Het Openbaar Ministerie (OM) beschuldigt twee directeuren van een (voormalige) Nederlandse handelsonderneming in chemische stoffen van het meermalen opzettelijk zonder vergunning verkopen van in totaal zo’n 128.000 kilo aceton aan Syrië.

Internationale sancties

Vanaf 2012 gelden er economische sancties voor Syrië vanwege de ernst van de politieke en veiligheidssituatie in dat land, in het bijzonder vanwege de voortdurende brute repressie en schending van mensenrechten door de regering van Syrië. Om die reden is de verkoop aan Syrië van chemische stoffen die voor binnenlandse repressie zouden kunnen worden gebruikt, zoals aceton, vergunningplichtig. Aceton kan worden gebruikt voor de synthese van zenuwgas.
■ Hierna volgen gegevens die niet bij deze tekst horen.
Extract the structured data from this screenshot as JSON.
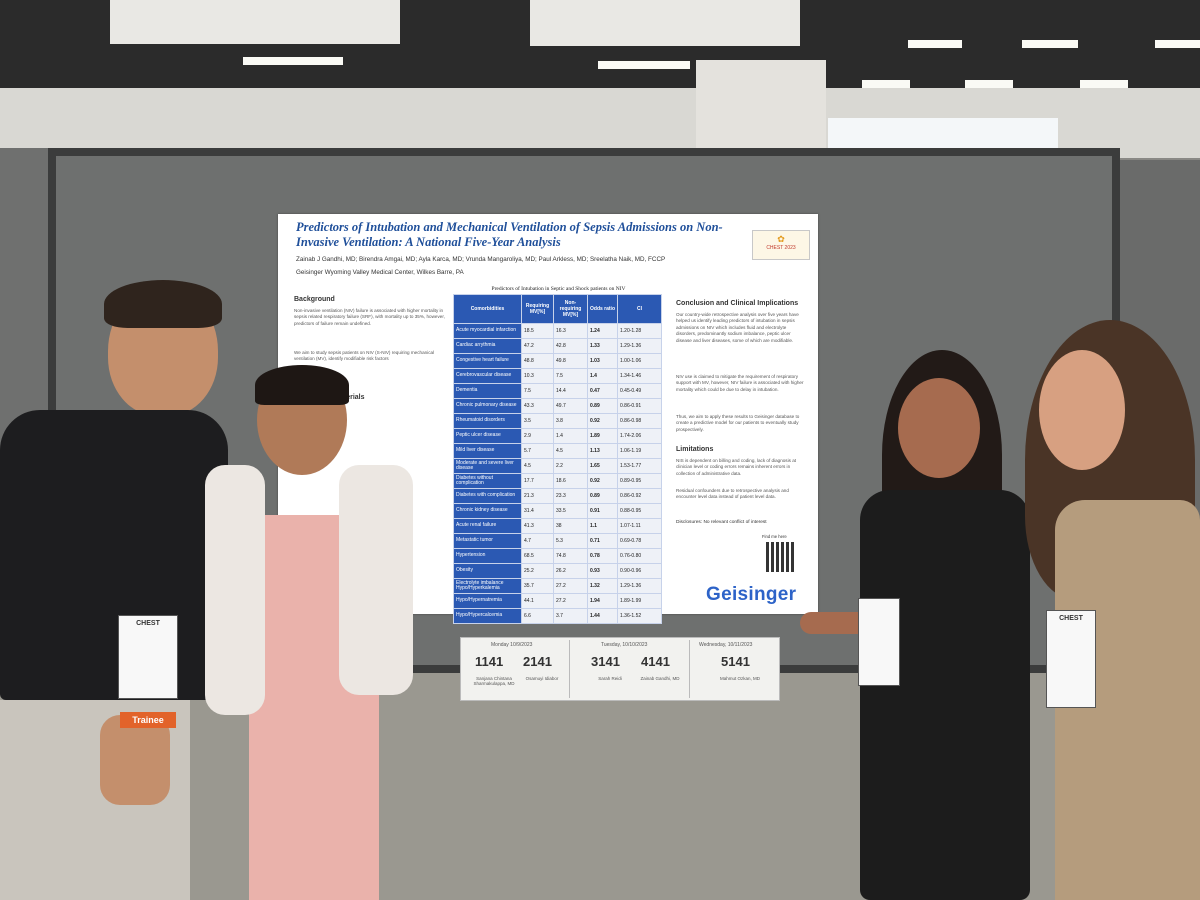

Professionele handelsonderneming

Van een professionele handelsonderneming met bedrijfsactiviteiten in de chemische sector mag worden verwacht dat zij zich vergewist van de geldende exportregels. Zelfs nadat de directeuren door de Nederlandse douane waren gewezen op de vergunningplicht, bleef het bedrijf zonder vergunning exporteren.

Ondermijning internationale sancties

Indien bedrijven zonder vergunning dit soort chemicaliën uitvoeren, worden internationale sancties ondermijnd en wordt de Nederlandse overheid de kans ontnomen om te controleren aan wie de producten verkocht worden.

Strafeis

Het Openbaar Ministerie vindt dit ernstige feiten en heeft daarom voor beide verdachten een taakstraf van 240 uur en een voorwaardelijke gevangenisstraf van 6 maanden geëist. Het Openbaar Ministerie hoopt dat vervolging en bestraffing van deze overtredingen leidt tot een groter bewustzijn bij bedrijven over het doel en de aard van de sanctieregels die gelden voor handel met Syrië.

De rechtbank doet uitspraak op 14 oktober.